Umami: What I Learned While Eating a Big Serving of Humble Pie.

Umami isn’t just one of the basic flavors. it’s also the name of an open source website analytics suite. In Japanese, umami means “delicious savory taste.” Unfortunately, my experience was anything but: I ended up eating copious amounts of humble pie while exploring how cheaply I could self-host this software stack on AWS.

Umami is a modern, privacy-focused analytics platform. An open-source alternative to Google Analytics, Mixpanel and Amplitude.

Umami Analytics is primarily built with JavaScript and TypeScript, using the React based Next.js framework. While the core application runs on these web technologies, it relies on a database for storing analytics data, with PostgreSQL being the recommended and officially supported option.

There are plenty of guides showing how to deploy Umami on Vercel and Supabase as a privacy friendly and inexpensive alternative to Google Analytics. But I had a different idea in mind and, admittedly, got a bit stubborn about it: I wanted to run Umami on AWS and given how little traffic my site gets, I wanted to pay as close to $0.00 for it as possible.

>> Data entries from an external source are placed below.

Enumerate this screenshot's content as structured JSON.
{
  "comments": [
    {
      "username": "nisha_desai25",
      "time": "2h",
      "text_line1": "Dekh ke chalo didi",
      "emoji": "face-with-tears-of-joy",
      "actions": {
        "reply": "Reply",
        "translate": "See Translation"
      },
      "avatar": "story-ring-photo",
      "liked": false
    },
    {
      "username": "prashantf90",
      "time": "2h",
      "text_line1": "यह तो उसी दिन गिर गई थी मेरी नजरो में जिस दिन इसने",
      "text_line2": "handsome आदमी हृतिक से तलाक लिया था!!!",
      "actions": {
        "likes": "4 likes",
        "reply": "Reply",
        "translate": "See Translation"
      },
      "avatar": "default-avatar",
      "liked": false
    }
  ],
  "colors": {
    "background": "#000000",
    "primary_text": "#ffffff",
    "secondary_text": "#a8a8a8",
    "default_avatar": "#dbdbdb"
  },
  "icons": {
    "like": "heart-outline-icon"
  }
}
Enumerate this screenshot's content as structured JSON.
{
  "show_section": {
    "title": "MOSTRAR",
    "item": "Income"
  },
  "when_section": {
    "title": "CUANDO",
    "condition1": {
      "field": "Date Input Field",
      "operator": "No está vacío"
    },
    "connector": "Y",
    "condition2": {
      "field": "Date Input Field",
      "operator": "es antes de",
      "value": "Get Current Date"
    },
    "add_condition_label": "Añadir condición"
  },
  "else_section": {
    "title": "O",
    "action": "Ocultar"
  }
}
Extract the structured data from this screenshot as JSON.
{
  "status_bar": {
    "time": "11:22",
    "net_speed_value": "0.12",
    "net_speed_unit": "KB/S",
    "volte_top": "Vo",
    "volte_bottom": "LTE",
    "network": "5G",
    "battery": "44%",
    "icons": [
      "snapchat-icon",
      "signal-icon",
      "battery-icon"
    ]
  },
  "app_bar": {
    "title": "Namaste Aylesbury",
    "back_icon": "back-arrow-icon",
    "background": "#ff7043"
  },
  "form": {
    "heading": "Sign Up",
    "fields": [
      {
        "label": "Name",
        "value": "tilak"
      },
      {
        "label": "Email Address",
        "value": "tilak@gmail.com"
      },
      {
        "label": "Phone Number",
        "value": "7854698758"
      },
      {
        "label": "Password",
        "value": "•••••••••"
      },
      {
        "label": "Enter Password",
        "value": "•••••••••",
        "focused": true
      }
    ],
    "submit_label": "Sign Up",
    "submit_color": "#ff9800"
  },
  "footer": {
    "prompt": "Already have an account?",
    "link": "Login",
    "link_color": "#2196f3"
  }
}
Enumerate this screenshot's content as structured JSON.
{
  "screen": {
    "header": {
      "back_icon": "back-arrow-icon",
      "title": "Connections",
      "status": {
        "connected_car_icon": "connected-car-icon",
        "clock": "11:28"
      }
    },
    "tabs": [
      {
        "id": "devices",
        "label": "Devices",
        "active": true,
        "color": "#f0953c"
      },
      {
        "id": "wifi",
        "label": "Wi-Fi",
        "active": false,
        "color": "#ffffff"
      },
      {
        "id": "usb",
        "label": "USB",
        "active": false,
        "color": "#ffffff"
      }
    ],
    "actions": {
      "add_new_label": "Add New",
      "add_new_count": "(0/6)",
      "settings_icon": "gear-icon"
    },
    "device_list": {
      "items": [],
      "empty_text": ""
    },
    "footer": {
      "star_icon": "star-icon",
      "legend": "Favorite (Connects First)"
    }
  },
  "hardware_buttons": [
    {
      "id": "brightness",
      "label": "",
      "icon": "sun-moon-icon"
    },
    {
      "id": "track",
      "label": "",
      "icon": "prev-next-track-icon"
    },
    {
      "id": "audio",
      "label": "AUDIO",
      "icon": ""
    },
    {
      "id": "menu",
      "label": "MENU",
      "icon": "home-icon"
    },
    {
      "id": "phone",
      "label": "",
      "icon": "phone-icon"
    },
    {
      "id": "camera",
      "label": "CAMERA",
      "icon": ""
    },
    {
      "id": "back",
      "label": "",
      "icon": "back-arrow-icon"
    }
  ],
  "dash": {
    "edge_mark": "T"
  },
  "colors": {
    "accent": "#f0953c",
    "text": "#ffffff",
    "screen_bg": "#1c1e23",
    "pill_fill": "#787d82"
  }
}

Naturally, the plan was to contribute this fresh, undocumented implementation back to the community. But if you’re still reading, it’s worth clarifying: this isn’t a tutorial or a step by step guide. It’s more of a cobbled together concept. Something that might one day be revisited and developed into a proper solution, if it ever sees the light of day.

Stacks I Considered:

First idea: run Umami’s Docker containers on AWS ECS. There are official Umami containers — great. But how low could I push the price if I deployed ECS on the smallest EC2 instance available? Answer: not very. Still a few dollars a month. Unacceptable.

Next idea: deploy the analytics front-end on AWS Amplify, a stack I already use and wanted to explore further. Perfect… except Umami needs a Postgres backend, and I wanted to keep everything AWS-native. I considered AWS RDS, but that was an order of magnitude more expensive than I was willing to pay. What I really needed was something like a serverless relational database. Basically DynamoDB but SQL-flavored.

Enter AWS DSQL. A relatively new service, Generally Available in multiple regions, and billed via Distributed Processing Units — which means no activity, no cost. Fantastic. I could host the frontend on Amplify and let DSQL handle the storage.

But then reality hit: DSQL doesn’t support simple user:password authentication. It relies on ephemeral tokens and IAM roles. That meant Amplify would need an Umami adapter, and Umami would somehow need to generate DSQL auth tokens at connection time.

And that’s where everything fell apart. Too many new concepts at once. Documentation was thin. I couldn’t find any real-world examples showing how to make this work. I did find a short presentation explaining how to generate DSQL tokens in an Amplify app, but the GitHub source for the demo was nowhere to be found.

In Closing:

I shelved the idea and let it sit for a while. During my second attempt, I stumbled across discussions questioning Umami’s claims of GDPR compliance. I’m no lawyer, but the argument boiled down to this: Umami uses IP addresses to determine the visitor’s country, and that counts as processing PII, meaning GDPR applies.

So much ado for nothing. I’m already chuckling at my own foolhardiness.

Back to more accessible things — like expanding the features on this site that are still missing.